A MIDDLE school in Bury St Edmunds could be converted into a secondary school under plans to reorganise the town’s schools.
Much uncertainty has followed the unanimous decision by headteachers in May last year to adopt two-tier models of education across all schools in Bury, with details yet to be drawn up by Suffolk County Council.
Last Friday, David Ruffley, MP for Bury, chaired a meeting held to give headteachers and school governors a forum to discuss their concerns.
He said among the proposals was the option of converting St James’ Middle School, in Vinefields, into a secondary school.
But other considerations include extending the town’s upper schools or building a brand new school.
“We won’t necessarily build extra classrooms at existing upper schools,” he said.
Cllr Graham Newman, Suffolk County Council’s portfolio holder for schools, said St James’ was an affordable short-term solution but not be a long-term one because of issues it posed with access into the town and with future growth.
He said if extended, which would cost around £6 million, it would be capable of accommodating the present demand for 600 pupils, but not the further capacity needed to support housing developments planned for the town during the next decade.

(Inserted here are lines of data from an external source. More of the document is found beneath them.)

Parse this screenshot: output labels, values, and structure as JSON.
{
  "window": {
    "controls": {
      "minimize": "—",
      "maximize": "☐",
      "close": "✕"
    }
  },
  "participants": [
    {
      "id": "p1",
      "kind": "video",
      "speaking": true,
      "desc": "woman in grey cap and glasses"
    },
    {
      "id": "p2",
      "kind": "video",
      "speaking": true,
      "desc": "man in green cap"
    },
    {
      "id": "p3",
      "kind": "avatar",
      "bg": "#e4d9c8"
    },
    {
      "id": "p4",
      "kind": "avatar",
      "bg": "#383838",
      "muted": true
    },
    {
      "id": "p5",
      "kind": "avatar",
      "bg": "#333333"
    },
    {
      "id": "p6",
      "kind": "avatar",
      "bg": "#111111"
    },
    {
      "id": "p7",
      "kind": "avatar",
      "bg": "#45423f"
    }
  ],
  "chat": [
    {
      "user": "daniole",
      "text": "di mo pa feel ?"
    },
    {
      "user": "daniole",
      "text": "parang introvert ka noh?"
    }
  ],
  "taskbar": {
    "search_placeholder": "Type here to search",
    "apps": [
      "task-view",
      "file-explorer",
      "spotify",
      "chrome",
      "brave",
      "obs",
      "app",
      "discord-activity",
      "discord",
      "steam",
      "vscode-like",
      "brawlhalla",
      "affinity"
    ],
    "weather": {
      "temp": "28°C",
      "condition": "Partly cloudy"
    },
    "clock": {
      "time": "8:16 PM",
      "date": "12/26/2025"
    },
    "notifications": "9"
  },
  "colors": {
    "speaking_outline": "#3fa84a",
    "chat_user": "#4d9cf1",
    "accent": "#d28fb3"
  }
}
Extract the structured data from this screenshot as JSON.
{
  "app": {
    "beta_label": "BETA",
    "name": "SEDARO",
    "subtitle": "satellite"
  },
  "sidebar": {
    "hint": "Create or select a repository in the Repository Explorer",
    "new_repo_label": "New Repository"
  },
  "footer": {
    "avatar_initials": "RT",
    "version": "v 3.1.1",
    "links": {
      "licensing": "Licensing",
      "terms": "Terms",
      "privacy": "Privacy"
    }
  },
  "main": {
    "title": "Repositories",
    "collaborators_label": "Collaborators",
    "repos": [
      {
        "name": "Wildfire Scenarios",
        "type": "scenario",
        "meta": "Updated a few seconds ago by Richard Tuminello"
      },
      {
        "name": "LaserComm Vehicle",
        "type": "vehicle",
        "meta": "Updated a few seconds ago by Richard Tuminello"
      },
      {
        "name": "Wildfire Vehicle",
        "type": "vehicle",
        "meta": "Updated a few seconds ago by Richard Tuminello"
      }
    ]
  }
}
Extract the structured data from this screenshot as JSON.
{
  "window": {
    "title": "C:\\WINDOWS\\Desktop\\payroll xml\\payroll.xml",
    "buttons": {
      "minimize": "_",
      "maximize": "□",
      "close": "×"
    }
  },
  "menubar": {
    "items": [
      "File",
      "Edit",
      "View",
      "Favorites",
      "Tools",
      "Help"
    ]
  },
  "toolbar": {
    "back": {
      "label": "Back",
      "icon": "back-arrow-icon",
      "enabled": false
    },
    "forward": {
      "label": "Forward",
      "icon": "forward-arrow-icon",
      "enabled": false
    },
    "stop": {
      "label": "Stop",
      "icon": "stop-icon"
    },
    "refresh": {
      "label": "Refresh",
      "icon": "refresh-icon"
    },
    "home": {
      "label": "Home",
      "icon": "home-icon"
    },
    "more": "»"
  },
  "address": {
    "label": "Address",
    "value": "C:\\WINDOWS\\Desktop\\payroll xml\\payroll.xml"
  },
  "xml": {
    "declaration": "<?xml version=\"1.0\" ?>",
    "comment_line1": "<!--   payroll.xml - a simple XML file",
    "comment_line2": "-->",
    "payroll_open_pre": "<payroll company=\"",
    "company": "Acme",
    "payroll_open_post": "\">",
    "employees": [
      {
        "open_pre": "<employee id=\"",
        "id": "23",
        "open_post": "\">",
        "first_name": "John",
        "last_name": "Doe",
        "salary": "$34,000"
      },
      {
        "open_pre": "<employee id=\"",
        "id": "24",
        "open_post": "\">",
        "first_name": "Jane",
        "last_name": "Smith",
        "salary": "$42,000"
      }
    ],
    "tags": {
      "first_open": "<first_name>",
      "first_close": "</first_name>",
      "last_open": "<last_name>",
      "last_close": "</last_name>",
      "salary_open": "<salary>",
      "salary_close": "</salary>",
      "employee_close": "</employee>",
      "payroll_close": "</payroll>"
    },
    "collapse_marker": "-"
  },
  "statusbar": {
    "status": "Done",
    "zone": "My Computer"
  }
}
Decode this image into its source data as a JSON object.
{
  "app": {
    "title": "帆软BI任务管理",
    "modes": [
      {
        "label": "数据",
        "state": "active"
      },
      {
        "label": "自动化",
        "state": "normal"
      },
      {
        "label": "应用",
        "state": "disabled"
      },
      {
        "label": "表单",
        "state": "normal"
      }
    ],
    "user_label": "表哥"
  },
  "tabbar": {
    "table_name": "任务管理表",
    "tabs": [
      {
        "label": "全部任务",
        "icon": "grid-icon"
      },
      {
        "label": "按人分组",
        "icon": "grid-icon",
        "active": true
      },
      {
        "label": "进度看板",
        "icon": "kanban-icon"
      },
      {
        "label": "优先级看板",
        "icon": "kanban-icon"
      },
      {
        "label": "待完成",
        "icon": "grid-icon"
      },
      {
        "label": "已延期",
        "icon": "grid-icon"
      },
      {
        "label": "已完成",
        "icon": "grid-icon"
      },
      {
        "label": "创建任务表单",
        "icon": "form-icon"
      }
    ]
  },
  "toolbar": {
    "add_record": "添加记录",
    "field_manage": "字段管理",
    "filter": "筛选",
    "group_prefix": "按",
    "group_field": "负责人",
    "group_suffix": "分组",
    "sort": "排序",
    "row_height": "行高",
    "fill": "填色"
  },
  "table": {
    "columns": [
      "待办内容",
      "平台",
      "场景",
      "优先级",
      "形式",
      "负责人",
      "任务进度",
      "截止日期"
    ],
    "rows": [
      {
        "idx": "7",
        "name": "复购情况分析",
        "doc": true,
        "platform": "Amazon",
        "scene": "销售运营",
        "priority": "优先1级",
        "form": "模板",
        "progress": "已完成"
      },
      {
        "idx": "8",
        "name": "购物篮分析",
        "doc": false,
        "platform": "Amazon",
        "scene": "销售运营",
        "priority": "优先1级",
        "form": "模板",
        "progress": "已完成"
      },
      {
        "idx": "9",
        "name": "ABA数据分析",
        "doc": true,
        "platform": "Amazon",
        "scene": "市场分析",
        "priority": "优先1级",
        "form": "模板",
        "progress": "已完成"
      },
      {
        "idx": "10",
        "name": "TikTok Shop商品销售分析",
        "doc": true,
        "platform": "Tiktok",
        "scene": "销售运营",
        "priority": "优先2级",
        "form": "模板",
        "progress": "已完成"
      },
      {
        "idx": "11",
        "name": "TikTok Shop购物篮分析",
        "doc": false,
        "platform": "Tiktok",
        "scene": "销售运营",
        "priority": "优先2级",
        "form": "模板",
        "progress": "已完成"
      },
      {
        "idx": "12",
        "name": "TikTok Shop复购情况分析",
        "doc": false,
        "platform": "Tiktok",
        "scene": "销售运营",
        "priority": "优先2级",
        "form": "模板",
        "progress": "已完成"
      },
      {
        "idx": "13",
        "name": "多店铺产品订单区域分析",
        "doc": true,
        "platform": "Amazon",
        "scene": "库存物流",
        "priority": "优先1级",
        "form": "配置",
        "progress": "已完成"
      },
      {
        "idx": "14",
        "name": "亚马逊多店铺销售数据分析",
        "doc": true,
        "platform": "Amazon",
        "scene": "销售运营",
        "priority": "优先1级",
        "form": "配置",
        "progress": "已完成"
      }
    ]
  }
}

“It’s a workable solution but it’s not an enduring solution really,” he said, adding that St James’ was the only middle school being considered.
Geoff Barton, headteacher of King Edward VI School, said it was made clear at the meeting that the move to two-tier was ‘non-negotiable’.
There was a ‘strong feeling’ that Bury’s move from three-tier to two-tier education was complex but that it had to be done properly for the sake of pupils and parents, he said.
“There will need to be another secondary school but that’s not necessarily going to be St James’, other options are being looked into,” he added.
Cllr Newman said: “We’re not ready to go to public consultation on this because we don’t have firm plans on what can be achieved within the time frame and within the budget.”